“It depends how you count ’em…” has been a constant refrain through the cultural education exchange visit in Finland this week. Whether it’s golf courses in Espoo (7 or 8), municipalities in Helsinki (4 or 14) or lakes in Finland (187,888 plus or minus), it all depends on how you count them. For phenomena you might think are pretty unequivocal (when is a golf course not a golf course?), it turns out that there is a lot more to a thing than meets the eye.
Walking along the coast line of the Tooivo Kuulas park this morning you can see why. One moment the lake looks like an impressively large pond; the next it stretches way off into the distance and it conjures up memories of Balaton Lake in Hungary; and soon enough you find out that it’s not a lake at all but just another link in the supply chain to the Baltic Sea.

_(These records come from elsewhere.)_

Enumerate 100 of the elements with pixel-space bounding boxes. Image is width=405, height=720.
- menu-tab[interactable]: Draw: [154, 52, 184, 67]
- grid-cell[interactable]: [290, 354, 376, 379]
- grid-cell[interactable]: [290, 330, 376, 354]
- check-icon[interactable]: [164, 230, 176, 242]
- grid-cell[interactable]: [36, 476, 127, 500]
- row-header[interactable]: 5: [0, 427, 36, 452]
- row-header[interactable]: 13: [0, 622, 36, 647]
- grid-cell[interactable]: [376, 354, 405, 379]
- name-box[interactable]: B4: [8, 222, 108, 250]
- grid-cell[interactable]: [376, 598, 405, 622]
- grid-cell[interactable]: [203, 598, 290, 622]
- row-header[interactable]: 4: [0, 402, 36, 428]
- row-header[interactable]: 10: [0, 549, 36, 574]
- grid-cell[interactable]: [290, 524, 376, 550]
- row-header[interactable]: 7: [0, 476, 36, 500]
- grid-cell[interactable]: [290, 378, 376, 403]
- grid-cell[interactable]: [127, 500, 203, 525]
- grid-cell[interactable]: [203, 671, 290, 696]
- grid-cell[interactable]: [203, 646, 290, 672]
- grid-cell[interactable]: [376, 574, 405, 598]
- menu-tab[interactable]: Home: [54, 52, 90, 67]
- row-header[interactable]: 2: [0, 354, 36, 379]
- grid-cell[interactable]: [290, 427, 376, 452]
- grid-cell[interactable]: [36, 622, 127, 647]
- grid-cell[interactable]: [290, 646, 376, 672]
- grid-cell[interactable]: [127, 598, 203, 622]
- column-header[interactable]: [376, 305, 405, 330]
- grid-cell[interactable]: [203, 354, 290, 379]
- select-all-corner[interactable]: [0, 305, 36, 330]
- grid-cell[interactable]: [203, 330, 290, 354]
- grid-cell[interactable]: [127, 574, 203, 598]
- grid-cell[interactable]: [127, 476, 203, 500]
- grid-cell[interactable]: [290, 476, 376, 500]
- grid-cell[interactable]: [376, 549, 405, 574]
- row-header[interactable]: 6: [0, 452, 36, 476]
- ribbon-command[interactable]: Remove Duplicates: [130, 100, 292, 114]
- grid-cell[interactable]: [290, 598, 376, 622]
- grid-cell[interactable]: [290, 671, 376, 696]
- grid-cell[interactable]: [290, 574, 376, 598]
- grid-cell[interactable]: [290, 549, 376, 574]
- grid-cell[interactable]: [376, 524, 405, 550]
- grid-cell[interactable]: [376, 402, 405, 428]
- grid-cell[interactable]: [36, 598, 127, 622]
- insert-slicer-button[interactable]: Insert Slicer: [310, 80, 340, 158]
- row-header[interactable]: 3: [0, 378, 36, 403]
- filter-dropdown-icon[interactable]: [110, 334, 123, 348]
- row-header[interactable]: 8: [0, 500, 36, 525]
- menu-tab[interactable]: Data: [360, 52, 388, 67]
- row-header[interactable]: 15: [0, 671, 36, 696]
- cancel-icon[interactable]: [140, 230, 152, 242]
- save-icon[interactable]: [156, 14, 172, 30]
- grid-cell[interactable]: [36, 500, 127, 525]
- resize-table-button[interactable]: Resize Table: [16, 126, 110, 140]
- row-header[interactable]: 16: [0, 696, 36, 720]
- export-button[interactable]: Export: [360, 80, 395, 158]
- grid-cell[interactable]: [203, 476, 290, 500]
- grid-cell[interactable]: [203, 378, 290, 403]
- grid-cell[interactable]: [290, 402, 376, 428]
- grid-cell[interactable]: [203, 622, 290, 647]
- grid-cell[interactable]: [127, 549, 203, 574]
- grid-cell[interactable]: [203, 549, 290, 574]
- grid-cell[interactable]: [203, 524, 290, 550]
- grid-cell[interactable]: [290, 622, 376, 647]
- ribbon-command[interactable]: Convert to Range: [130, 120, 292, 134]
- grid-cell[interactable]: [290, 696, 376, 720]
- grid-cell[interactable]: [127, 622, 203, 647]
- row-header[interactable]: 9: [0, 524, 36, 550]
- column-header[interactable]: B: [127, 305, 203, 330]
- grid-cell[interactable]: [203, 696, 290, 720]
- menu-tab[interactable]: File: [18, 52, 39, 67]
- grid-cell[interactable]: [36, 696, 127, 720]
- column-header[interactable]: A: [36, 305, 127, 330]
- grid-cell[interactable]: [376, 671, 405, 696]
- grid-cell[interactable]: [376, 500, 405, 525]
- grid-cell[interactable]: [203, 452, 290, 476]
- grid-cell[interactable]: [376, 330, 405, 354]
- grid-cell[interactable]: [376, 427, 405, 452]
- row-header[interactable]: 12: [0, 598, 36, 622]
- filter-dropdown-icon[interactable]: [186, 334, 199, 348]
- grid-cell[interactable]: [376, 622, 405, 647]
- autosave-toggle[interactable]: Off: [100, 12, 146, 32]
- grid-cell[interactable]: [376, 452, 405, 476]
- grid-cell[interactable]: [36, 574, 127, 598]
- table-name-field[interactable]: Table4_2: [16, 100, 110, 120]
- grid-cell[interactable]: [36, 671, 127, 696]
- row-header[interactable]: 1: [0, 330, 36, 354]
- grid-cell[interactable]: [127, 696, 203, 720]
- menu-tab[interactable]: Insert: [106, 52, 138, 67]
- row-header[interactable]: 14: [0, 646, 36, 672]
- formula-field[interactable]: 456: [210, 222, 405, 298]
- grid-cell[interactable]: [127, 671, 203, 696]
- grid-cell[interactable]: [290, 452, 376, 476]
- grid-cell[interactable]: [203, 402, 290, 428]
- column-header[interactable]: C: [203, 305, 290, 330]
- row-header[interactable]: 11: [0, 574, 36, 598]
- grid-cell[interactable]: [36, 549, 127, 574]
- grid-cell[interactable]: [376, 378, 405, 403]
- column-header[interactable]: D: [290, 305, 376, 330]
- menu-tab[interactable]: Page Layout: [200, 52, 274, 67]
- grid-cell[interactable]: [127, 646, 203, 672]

It struck me that the same case could be said for student attainment. How can a country’s education system said to be performing well? Through its ratings on the PISA scale? Numbers of students who graduate into work on completion of their undergraduate study? Aggregated ratings on a mental health scale of well being? Like the lakes in Finland, it depends on how you count them. My top PISA rating may be nothing more than a drop in your Baltic Sea when it comes to evaluating the relevance those ratings have on students lives.
Whilst it’s temporarily startling that Espoo has a disputed number of golf courses in its territory, it is comforting to think that if we can’t count golf courses with confidence, we can confidently be a little less confident about the value of numbers when it comes to understanding the effects of cultural education on our children.